И, пока Гурко пребывал в недоумении, Иван Васильевич не стал его томить догадками.
– Вот тебе грамота с нашей подписью и печатью. Мы назначаем тебя нашим особым великокняжеским представителем на порубежной земле.
Иван Васильевич дал знак Патрикееву, и тот протянул Андрею свиток, скреплённый великокняжеской печатью. Гурко принял его, как и подобает, с поклоном.
– Поручаем тебе следующее, – продолжал Великий князь. – Объедешь с этой грамотой все верховские княжества и поспрашиваешь тамошних князей об их житье-бытье. И ежели, кто Польским королем Казимиром недоволен, и к нам на московскую службу перейти желает, так пусть грамоты на наше имя тебе передают. Ты их потом нам привезёшь.
– Да, Великий князь.
Иван Васильевич поднял вверх палец:
– Так же дошли до меня вести, что некоторые из верховских княжат нынче на обе стороны служат! Таких тебе следует твёрдо расспросить, с кем они быть желают? И взять с них в том должные крестоцеловальные грамоты. И предупредить: ежели, будучи на нашей стороне, вновь к Литве переметнутся, наказывать буду беспощадно!! Вплоть до лишения жизни и передачи их земель с имуществом в нашу великокняжескую казну!
– Слушаюсь.
– И ещё! Дворянину нашему, твоему соседу, Богдану Калине предписываю отдельной грамотой во всем тебе помогать и быть с тобою заодно! Вот, держи! Доставишь её Калине сам.
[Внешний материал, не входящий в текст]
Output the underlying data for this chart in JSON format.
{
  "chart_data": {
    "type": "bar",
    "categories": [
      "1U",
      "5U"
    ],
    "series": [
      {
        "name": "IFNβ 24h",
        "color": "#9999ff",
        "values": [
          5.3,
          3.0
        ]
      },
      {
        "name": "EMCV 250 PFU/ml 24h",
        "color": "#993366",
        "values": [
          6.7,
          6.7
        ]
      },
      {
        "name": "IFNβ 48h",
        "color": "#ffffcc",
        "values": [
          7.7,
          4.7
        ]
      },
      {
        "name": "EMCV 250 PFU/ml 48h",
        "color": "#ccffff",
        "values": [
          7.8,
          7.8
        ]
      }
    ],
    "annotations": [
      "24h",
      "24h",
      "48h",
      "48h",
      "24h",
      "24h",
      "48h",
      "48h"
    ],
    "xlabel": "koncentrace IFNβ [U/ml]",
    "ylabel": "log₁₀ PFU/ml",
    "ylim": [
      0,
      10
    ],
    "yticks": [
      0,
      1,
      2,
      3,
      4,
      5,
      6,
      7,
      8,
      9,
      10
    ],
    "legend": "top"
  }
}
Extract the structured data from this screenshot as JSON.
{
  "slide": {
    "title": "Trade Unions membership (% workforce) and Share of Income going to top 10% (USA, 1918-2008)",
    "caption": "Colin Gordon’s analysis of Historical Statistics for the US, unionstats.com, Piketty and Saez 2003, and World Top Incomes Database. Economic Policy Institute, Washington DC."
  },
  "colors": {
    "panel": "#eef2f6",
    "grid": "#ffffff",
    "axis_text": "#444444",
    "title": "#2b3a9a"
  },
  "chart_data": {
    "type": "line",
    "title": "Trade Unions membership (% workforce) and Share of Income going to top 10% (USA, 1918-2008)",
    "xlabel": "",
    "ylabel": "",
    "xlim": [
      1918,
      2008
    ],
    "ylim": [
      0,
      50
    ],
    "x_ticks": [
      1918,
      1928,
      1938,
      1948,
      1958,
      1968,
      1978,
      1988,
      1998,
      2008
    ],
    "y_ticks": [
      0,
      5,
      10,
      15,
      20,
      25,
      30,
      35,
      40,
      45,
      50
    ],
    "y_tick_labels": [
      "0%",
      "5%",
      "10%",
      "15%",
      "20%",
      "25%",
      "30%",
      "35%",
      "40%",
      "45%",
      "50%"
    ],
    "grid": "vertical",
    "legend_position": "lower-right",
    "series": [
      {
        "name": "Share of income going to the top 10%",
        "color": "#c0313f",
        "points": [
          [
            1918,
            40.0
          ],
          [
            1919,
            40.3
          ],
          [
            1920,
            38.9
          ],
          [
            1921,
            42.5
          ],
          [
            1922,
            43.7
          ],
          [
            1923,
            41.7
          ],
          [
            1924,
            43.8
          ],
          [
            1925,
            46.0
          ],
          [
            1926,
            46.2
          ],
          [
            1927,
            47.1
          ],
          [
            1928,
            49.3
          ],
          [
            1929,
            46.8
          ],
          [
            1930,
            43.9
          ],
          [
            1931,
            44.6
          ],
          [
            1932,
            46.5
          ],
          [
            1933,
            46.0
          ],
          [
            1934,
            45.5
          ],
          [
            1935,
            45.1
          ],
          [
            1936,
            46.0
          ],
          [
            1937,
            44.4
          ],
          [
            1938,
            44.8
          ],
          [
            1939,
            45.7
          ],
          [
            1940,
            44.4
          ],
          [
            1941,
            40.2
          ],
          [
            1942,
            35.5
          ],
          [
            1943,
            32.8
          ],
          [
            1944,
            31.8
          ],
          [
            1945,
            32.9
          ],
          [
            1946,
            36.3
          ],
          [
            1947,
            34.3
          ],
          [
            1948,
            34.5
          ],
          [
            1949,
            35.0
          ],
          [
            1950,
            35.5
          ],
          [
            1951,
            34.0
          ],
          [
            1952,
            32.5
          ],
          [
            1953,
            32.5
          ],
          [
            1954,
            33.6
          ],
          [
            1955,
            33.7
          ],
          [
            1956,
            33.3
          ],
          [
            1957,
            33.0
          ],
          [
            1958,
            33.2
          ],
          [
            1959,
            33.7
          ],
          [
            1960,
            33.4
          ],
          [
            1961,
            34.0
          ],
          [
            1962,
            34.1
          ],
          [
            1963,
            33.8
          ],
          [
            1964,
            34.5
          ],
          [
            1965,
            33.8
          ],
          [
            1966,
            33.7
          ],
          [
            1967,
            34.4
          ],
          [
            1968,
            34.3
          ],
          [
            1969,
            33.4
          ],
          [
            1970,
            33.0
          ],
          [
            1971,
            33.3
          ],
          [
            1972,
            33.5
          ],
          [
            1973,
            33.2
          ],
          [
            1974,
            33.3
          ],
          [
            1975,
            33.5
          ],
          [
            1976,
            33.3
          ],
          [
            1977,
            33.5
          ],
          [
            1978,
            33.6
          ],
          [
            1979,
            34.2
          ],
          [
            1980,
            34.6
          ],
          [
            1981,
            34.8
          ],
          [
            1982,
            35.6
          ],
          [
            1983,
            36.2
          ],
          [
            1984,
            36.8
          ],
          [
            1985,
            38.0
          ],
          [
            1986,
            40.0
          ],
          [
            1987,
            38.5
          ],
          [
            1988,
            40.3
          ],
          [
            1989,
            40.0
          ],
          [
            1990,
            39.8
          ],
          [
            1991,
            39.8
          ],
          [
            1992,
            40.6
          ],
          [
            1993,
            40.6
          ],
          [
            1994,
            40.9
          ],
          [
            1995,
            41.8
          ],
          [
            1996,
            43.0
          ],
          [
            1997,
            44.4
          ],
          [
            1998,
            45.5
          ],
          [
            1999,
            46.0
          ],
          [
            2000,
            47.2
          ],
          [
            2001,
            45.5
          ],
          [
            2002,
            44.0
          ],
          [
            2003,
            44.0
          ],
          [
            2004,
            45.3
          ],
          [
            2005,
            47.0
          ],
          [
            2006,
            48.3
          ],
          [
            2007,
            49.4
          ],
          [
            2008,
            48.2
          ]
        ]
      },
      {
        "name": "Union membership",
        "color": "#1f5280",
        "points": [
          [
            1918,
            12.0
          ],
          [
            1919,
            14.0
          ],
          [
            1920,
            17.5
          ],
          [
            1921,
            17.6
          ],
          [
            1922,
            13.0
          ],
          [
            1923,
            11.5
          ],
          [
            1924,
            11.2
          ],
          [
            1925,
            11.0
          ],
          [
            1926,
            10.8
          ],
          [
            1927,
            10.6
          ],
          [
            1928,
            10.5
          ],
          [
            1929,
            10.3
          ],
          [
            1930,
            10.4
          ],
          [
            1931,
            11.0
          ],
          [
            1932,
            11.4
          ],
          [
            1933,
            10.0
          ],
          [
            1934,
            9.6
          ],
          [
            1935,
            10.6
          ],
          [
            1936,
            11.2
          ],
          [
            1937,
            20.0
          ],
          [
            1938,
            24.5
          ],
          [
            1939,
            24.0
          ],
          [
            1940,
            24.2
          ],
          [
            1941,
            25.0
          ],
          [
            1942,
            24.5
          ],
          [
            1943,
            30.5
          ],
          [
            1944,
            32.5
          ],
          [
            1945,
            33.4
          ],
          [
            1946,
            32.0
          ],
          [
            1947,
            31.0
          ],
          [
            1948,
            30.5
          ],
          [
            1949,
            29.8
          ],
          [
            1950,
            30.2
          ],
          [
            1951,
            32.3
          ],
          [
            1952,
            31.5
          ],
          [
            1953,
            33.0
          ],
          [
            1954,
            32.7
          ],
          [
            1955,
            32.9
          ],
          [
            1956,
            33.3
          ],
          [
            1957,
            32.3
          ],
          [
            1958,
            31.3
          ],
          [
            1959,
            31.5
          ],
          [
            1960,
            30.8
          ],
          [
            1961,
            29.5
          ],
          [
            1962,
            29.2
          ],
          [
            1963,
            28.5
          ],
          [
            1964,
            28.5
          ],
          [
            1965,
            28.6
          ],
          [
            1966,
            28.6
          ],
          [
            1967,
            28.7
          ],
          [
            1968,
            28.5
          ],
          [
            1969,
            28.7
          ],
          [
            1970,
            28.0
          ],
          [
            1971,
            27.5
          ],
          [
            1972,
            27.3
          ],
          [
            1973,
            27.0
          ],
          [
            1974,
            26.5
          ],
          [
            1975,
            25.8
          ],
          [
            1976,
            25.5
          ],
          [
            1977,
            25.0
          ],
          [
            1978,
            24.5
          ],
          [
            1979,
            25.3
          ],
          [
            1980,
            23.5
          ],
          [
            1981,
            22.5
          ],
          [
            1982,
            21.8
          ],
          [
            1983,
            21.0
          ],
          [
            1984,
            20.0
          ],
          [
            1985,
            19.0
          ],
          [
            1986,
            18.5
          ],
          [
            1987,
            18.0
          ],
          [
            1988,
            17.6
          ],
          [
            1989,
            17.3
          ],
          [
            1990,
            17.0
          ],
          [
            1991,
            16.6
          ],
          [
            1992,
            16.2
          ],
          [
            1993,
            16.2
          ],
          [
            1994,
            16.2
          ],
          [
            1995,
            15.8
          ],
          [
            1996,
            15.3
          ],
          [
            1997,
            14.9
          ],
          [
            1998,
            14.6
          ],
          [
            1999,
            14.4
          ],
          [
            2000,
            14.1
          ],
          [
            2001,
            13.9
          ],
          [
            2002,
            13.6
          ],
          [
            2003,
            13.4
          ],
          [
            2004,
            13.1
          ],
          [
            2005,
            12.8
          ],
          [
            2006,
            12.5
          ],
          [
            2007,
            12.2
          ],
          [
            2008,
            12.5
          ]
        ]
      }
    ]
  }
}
Гурко вновь поклонился и принял из рук Патрикеева вторую грамоту.
– Денег тебе на это дело не дам, – строго сообщил Иван Васильевич. – Ибо знаю, дань в казну возишь исправно. Стало быть, не убогий, сам справишься. Да! И постарайтесь там с Калиной обойтись без кровопролития. Чтоб король Казимир не обвинил бы нас в том, что мы затеваем порубежную войну! Всё понял?
– Да, Великий князь.
– Тогда ступай.
Вот такой вышел разговор. И, пока наш герой предавался воспоминаниям о дне минувшем, окончательно стемнело. Андрей пересёк мост через реку Шаня, и стал подыскивать подходящее место для ночлега. На дорогах в ту пору было небезопасно. Лихие тати разбойничали всюду, не разбирая – литовец ты или московит. А тут в верховьях Оки орудовала всем известная банда Гришки Кистеня. Слава о ней разнеслась далеко за пределы северного поочья. Встречаться с ними Андрею не хотелось, поэтому, узрев впереди небольшую рощу, он свернул туда. Выбрал посреди деревьев место, где удобнее расположиться. Убедился, что его не видно с дороги, а он сам сквозь негустой кустарник имеет хороший обзор.
Привязал к дереву коня. Достал из мешка хлебный каравай, бережно завёрнутый в рушник. Отрезал широкий ломоть, перекусил, запил водой из кожаной фляжки. Крошки скормил коню. Прежде, чем лечь отдыхать, ещё раз внимательно огляделся. Прислушался – вроде всё спокойно. Удачно нашлась ложбинка, устланная мхом, куда Гурко и прилёг, точно на мягкую лежанку.
Утомившись за трудный день, он быстро провалился в сон. Но спал чутко. Поэтому, тут же пробудился, заслышав посреди ночи, странный шум.
По ржанию коней и лязганью металла, доносящихся со стороны дороги, Андрей понял, что кому-то из ночных путников не повезло.
В лунном свете он отчётливо различил пять фигур, затеявших не просто потасовку – настоящую схватку! При этом четверо дюжих ребят атаковали одного, щуплого на вид паренька. Однако тот лихо оборонялся саблей, успевая отражать нападения всех четверых; отскакивал назад, кружил, обманными движениями заставлял противника совершать неверные выпады. Сам же с ловкостью белки метался между обидчиками. И одного из них уже ранил в руку.
Гурко, которому не раз доводилось в бою демонстрировать военное искусство, и выстоять одному против четверых не составляло труда, оценил по достоинству мужество неизвестного юноши. Тем не менее, здраво осознал, что шансы одинокого умелого фехтовальщика против четырёх вооружённых мечами и ножами громил ничтожно малы.